Note
Go to the end to download the full example code.
Extracting Data from Nodes¶
In this example we overlay a resulting mapper graph on top of the scatter-plot of datapoints. The nodes will be placed at the mean of the corresponding cluster. The color of the node will correspond to the standard deviation.
Generate Data¶
import matplotlib.pyplot as plt
import numpy as np
# For reproducibility
np.random.set_state(np.random.RandomState().get_state(137))
def generate_circle(n_points=100, radius=1, center_x=0, center_y=0):
theta = np.random.uniform(0, 2 * np.pi, n_points)
x = radius * np.cos(theta) + center_x
y = radius * np.sin(theta) + center_y
return np.c_[x, y]
circle1 = generate_circle()
circle2 = generate_circle(400, 2, 3, 0)
circle3 = generate_circle(100, 1, 3, 0)
data = np.vstack((circle1, circle2, circle3))
plt.scatter(data[:, 0], data[:, 1])
plt.show()

Implement Mapper¶
import zen_mapper as zm
from sklearn.cluster import DBSCAN
cover_scheme = zm.Width_Balanced_Cover(n_elements=7, percent_overlap=0.2)
projection = data[:, 0]
clusterer = zm.sk_learn(DBSCAN(eps=0.5))
result = zm.mapper(
data=data,
projection=projection,
clusterer=clusterer,
cover_scheme=cover_scheme,
dim=1,
)
Accessing Data Points from Nodes¶
The MapperResult.nodes
attribute holds a list of clusters which are
each a list of data indices belonging to the cluster.
Once you have access to these indices you can run your
own analysis.
cluster_centers = []
cluster_stds = []
# Get data from nodes!
for data_indices in result.nodes:
# This is where we extract data
cluster_points = data[data_indices]
center = np.mean(cluster_points, axis=0)
std = np.std(cluster_points)
cluster_centers.append(center)
cluster_stds.append(std)
node_positions = np.array(cluster_centers)
node_stds = np.array(cluster_stds)
Visualize¶
We can access all k-simplices by calling the MapperResult.nerve[k]
attribute.
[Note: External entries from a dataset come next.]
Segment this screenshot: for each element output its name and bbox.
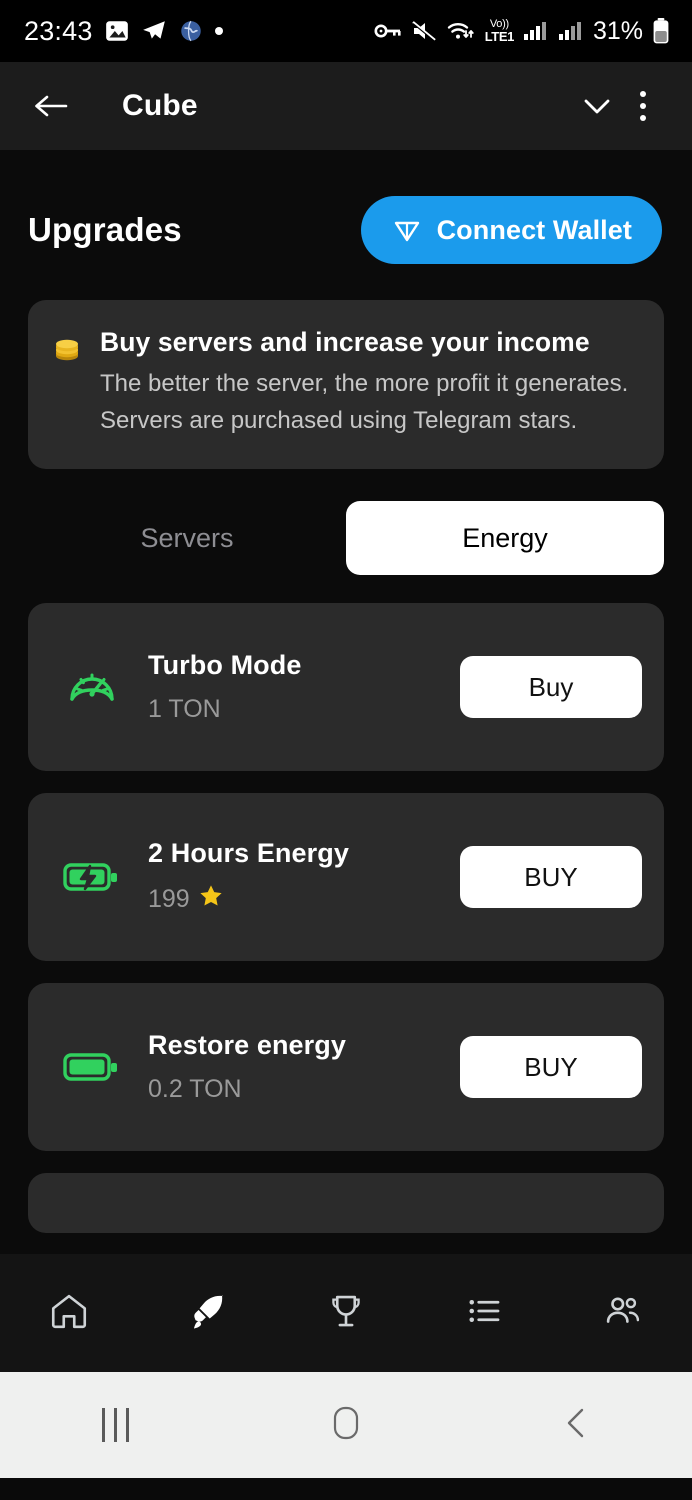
bottom-navigation xyxy=(0,1254,692,1372)
ton-diamond-icon xyxy=(391,213,423,248)
star-icon xyxy=(198,883,224,916)
buy-button[interactable]: BUY xyxy=(460,1036,642,1099)
friends-icon xyxy=(602,1290,644,1337)
list-item[interactable]: 2 Hours Energy 199 BUY xyxy=(28,793,664,962)
list-item-title: Turbo Mode xyxy=(148,650,302,681)
more-vertical-icon[interactable] xyxy=(620,83,666,129)
nav-item-friends[interactable] xyxy=(554,1254,692,1372)
phone-screen: 23:43 Vo)) LTE1 31% Cube Upgrades Connec… xyxy=(0,0,692,1500)
battery-percent: 31% xyxy=(592,16,643,45)
page-header: Upgrades Connect Wallet xyxy=(0,150,692,264)
list-item-title: 2 Hours Energy xyxy=(148,838,349,869)
list-item[interactable]: Turbo Mode 1 TON Buy xyxy=(28,603,664,772)
upgrade-list: Turbo Mode 1 TON Buy 2 Hours Energy 199 … xyxy=(28,603,664,1234)
status-bar-left: 23:43 xyxy=(24,16,223,47)
app-bar: Cube xyxy=(0,62,692,150)
home-icon xyxy=(48,1290,90,1337)
connect-wallet-label: Connect Wallet xyxy=(436,214,632,245)
globe-icon xyxy=(178,18,204,44)
info-card-body: The better the server, the more profit i… xyxy=(100,370,629,434)
photo-icon xyxy=(104,18,130,44)
signal-icon-2 xyxy=(558,19,584,43)
nav-item-upgrades[interactable] xyxy=(138,1254,276,1372)
battery-charging-icon xyxy=(54,858,130,896)
list-item-text: Turbo Mode 1 TON xyxy=(148,650,460,724)
recents-icon[interactable] xyxy=(55,1390,175,1460)
connect-wallet-button[interactable]: Connect Wallet xyxy=(360,196,662,264)
info-card-text: Buy servers and increase your income The… xyxy=(100,326,636,439)
home-square-icon[interactable] xyxy=(286,1390,406,1460)
back-chevron-icon[interactable] xyxy=(517,1390,637,1460)
tab-energy[interactable]: Energy xyxy=(346,501,664,576)
miniapp-content: Upgrades Connect Wallet Buy servers and … xyxy=(0,150,692,1372)
tab-bar: Servers Energy xyxy=(28,501,664,576)
trophy-icon xyxy=(325,1290,367,1337)
signal-icon-1 xyxy=(523,19,549,43)
list-item[interactable]: Restore energy 0.2 TON BUY xyxy=(28,983,664,1152)
list-item-price-value: 199 xyxy=(148,885,190,914)
list-item-price-value: 0.2 TON xyxy=(148,1075,242,1104)
app-title: Cube xyxy=(122,89,198,122)
mute-icon xyxy=(411,19,437,43)
telegram-icon xyxy=(141,18,167,44)
chevron-down-icon[interactable] xyxy=(574,83,620,129)
list-item-price: 0.2 TON xyxy=(148,1075,460,1104)
nav-item-home[interactable] xyxy=(0,1254,138,1372)
status-time: 23:43 xyxy=(24,15,93,46)
tab-servers[interactable]: Servers xyxy=(28,501,346,575)
android-system-bar xyxy=(0,1372,692,1478)
info-card-title: Buy servers and increase your income xyxy=(100,327,590,357)
list-item-text: Restore energy 0.2 TON xyxy=(148,1030,460,1104)
list-item-price-value: 1 TON xyxy=(148,695,221,724)
nav-item-tasks[interactable] xyxy=(415,1254,553,1372)
wifi-icon xyxy=(446,19,476,43)
list-item-title: Restore energy xyxy=(148,1030,346,1061)
battery-full-icon xyxy=(54,1048,130,1086)
buy-button[interactable]: BUY xyxy=(460,846,642,909)
list-item-price: 1 TON xyxy=(148,695,460,724)
status-bar-right: Vo)) LTE1 31% xyxy=(374,17,670,46)
back-arrow-icon[interactable] xyxy=(28,83,74,129)
rocket-icon xyxy=(187,1290,229,1337)
list-item-partial[interactable] xyxy=(28,1173,664,1234)
volte-icon: Vo)) LTE1 xyxy=(484,18,515,44)
buy-button[interactable]: Buy xyxy=(460,656,642,719)
info-card: Buy servers and increase your income The… xyxy=(28,300,664,470)
coin-stack-icon xyxy=(50,332,84,439)
vpn-key-icon xyxy=(374,20,402,42)
status-bar: 23:43 Vo)) LTE1 31% xyxy=(0,0,692,62)
nav-item-leaderboard[interactable] xyxy=(277,1254,415,1372)
list-item-text: 2 Hours Energy 199 xyxy=(148,838,460,916)
battery-icon xyxy=(652,17,670,45)
list-item-price: 199 xyxy=(148,883,460,916)
gauge-icon xyxy=(54,659,130,715)
page-title: Upgrades xyxy=(28,211,182,248)
list-icon xyxy=(463,1290,505,1337)
dot-icon xyxy=(214,27,223,35)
This will return simplices stored as a (k+1)-tuple
of node_ids. One can then apply the same process as above to access the corresponding data points for analysis/visualization.
For now, we will just use this to draw edges manually.
plt.scatter(data[:, 0], data[:, 1], alpha=0.1, c="gray", s=20)
# draw edges from nerve attribute
for node1_id, node2_id in result.nerve[1]:
x_coords = [node_positions[node1_id, 0], node_positions[node2_id, 0]]
y_coords = [node_positions[node1_id, 1], node_positions[node2_id, 1]]
plt.plot(x_coords, y_coords, "k-", alpha=0.6, linewidth=2)
# draw nodes
scatter = plt.scatter(
node_positions[:, 0],
node_positions[:, 1],
c=node_stds,
s=100,
cmap="viridis",
edgecolors="black",
linewidth=1,
zorder=2, # just places nodes above edges
)
plt.colorbar(scatter, label="Cluster \n Standard Deviation")
plt.title("Decorated Mapper Graph")
plt.show()

Total running time of the script: (0 minutes 0.177 seconds)